A review by jenfosty
Piranesi by Susanna Clarke

adventurous challenging mysterious reflective tense medium-paced
  • Plot- or character-driven? A mix
  • Strong character development? Yes
  • Loveable characters? Yes
  • Diverse cast of characters? No
  • Flaws of characters a main focus? No

5.0

Piranesi starts slow, Clarke builds a mythological, lite fantasy world and immerses the reader into it, then slowly, slowly Clarke begins to add clues that the Other and the House are not exactly what they seem. Around the 75-85 page mark, Piranesi stops being slow-paced and instead speeds up. As the Main Character begins to unravel the mystery of who he is, where he is, who the Other is, so do you, as the reader, begin to unravel the mystery. I think the reason Clarke’s writing is so effective is because she gives you no more information than the Main Character has--I thought this was a fantasy world, unrelated to my world, until the MC discovered that isn’t the case. 

In the end, I have a lot of questions… is this a fantasy book?

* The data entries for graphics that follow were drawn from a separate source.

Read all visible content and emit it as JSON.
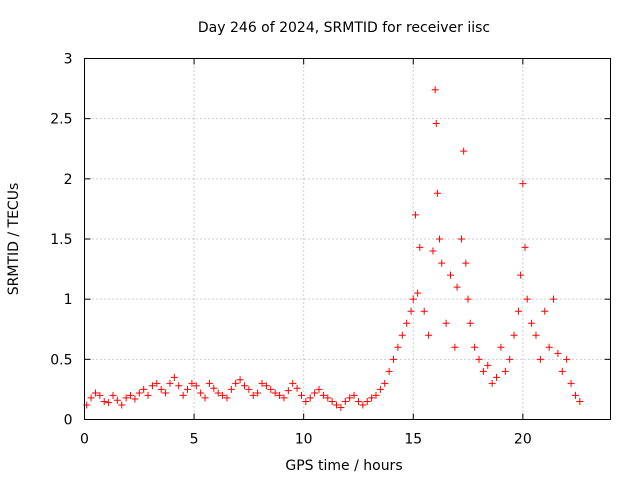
{
  "chart_data": {
    "type": "scatter",
    "title": "Day 246 of 2024, SRMTID for receiver iisc",
    "xlabel": "GPS time / hours",
    "ylabel": "SRMTID / TECUs",
    "xlim": [
      0,
      24
    ],
    "ylim": [
      0,
      3
    ],
    "xticks": [
      0,
      5,
      10,
      15,
      20
    ],
    "yticks": [
      0,
      0.5,
      1,
      1.5,
      2,
      2.5,
      3
    ],
    "xtick_labels": [
      "0",
      "5",
      "10",
      "15",
      "20"
    ],
    "ytick_labels": [
      "0",
      "0.5",
      "1",
      "1.5",
      "2",
      "2.5",
      "3"
    ],
    "grid": true,
    "marker": "+",
    "color": "#ff0000",
    "series": [
      {
        "name": "SRMTID",
        "x": [
          0.1,
          0.3,
          0.5,
          0.7,
          0.9,
          1.1,
          1.3,
          1.5,
          1.7,
          1.9,
          2.1,
          2.3,
          2.5,
          2.7,
          2.9,
          3.1,
          3.3,
          3.5,
          3.7,
          3.9,
          4.1,
          4.3,
          4.5,
          4.7,
          4.9,
          5.1,
          5.3,
          5.5,
          5.7,
          5.9,
          6.1,
          6.3,
          6.5,
          6.7,
          6.9,
          7.1,
          7.3,
          7.5,
          7.7,
          7.9,
          8.1,
          8.3,
          8.5,
          8.7,
          8.9,
          9.1,
          9.3,
          9.5,
          9.7,
          9.9,
          10.1,
          10.3,
          10.5,
          10.7,
          10.9,
          11.1,
          11.3,
          11.5,
          11.7,
          11.9,
          12.1,
          12.3,
          12.5,
          12.7,
          12.9,
          13.1,
          13.3,
          13.5,
          13.7,
          13.9,
          14.1,
          14.3,
          14.5,
          14.7,
          14.9,
          15.0,
          15.1,
          15.2,
          15.3,
          15.5,
          15.7,
          15.9,
          16.0,
          16.05,
          16.1,
          16.2,
          16.3,
          16.5,
          16.7,
          16.9,
          17.0,
          17.2,
          17.3,
          17.4,
          17.5,
          17.6,
          17.8,
          18.0,
          18.2,
          18.4,
          18.6,
          18.8,
          19.0,
          19.2,
          19.4,
          19.6,
          19.8,
          19.9,
          20.0,
          20.1,
          20.2,
          20.4,
          20.6,
          20.8,
          21.0,
          21.2,
          21.4,
          21.6,
          21.8,
          22.0,
          22.2,
          22.4,
          22.6
        ],
        "y": [
          0.12,
          0.18,
          0.22,
          0.2,
          0.15,
          0.14,
          0.2,
          0.16,
          0.12,
          0.18,
          0.2,
          0.17,
          0.22,
          0.25,
          0.2,
          0.28,
          0.3,
          0.25,
          0.22,
          0.3,
          0.35,
          0.28,
          0.2,
          0.25,
          0.3,
          0.28,
          0.22,
          0.18,
          0.3,
          0.26,
          0.22,
          0.2,
          0.18,
          0.25,
          0.3,
          0.33,
          0.28,
          0.25,
          0.2,
          0.22,
          0.3,
          0.28,
          0.25,
          0.22,
          0.2,
          0.18,
          0.24,
          0.3,
          0.26,
          0.2,
          0.15,
          0.18,
          0.22,
          0.25,
          0.2,
          0.18,
          0.15,
          0.12,
          0.1,
          0.15,
          0.18,
          0.2,
          0.15,
          0.12,
          0.15,
          0.18,
          0.2,
          0.25,
          0.3,
          0.4,
          0.5,
          0.6,
          0.7,
          0.8,
          0.9,
          1.0,
          1.7,
          1.05,
          1.43,
          0.9,
          0.7,
          1.4,
          2.74,
          2.46,
          1.88,
          1.5,
          1.3,
          0.8,
          1.2,
          0.6,
          1.1,
          1.5,
          2.23,
          1.3,
          1.0,
          0.8,
          0.6,
          0.5,
          0.4,
          0.45,
          0.3,
          0.35,
          0.6,
          0.4,
          0.5,
          0.7,
          0.9,
          1.2,
          1.96,
          1.43,
          1.0,
          0.8,
          0.7,
          0.5,
          0.9,
          0.6,
          1.0,
          0.55,
          0.4,
          0.5,
          0.3,
          0.2,
          0.15
        ]
      }
    ]
  }
}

Are they really being teleported to a new world or is this a cult, with a nefarious leader who claims that they can teleport, but the reality is that they are kidnapping people, dropping them in a labyrinthic cave (hence the water and tides) where many of them have died. In the MC’s case, has he imagined this world in order to survive the traumatic kidnapping and subsequent loneliness?, leaving the Other to continue the work of the original leader and extract any philosophical or mystical meaning from forcing Parensi through this? Is it both--where a cult leader is correct about another world, but then still uses people to expand their knowledge? Otherwise, how is the Other moving through the rooms and wanting to travel to the Temple? Then again, this is a journal from the MC's point of view and we know he is unreliable, maybe the other characters were experiencing a different world than what he is describing to us. AH! It does remind me of Life of Pi. 

The book is beautifully and mystically/whimsically written (it makes a lot of sense that it won the Women’s Prize) and for such a short book, it is truly amazing how Clarke was able to create so much and make my rapt as the last 170 pages fly by.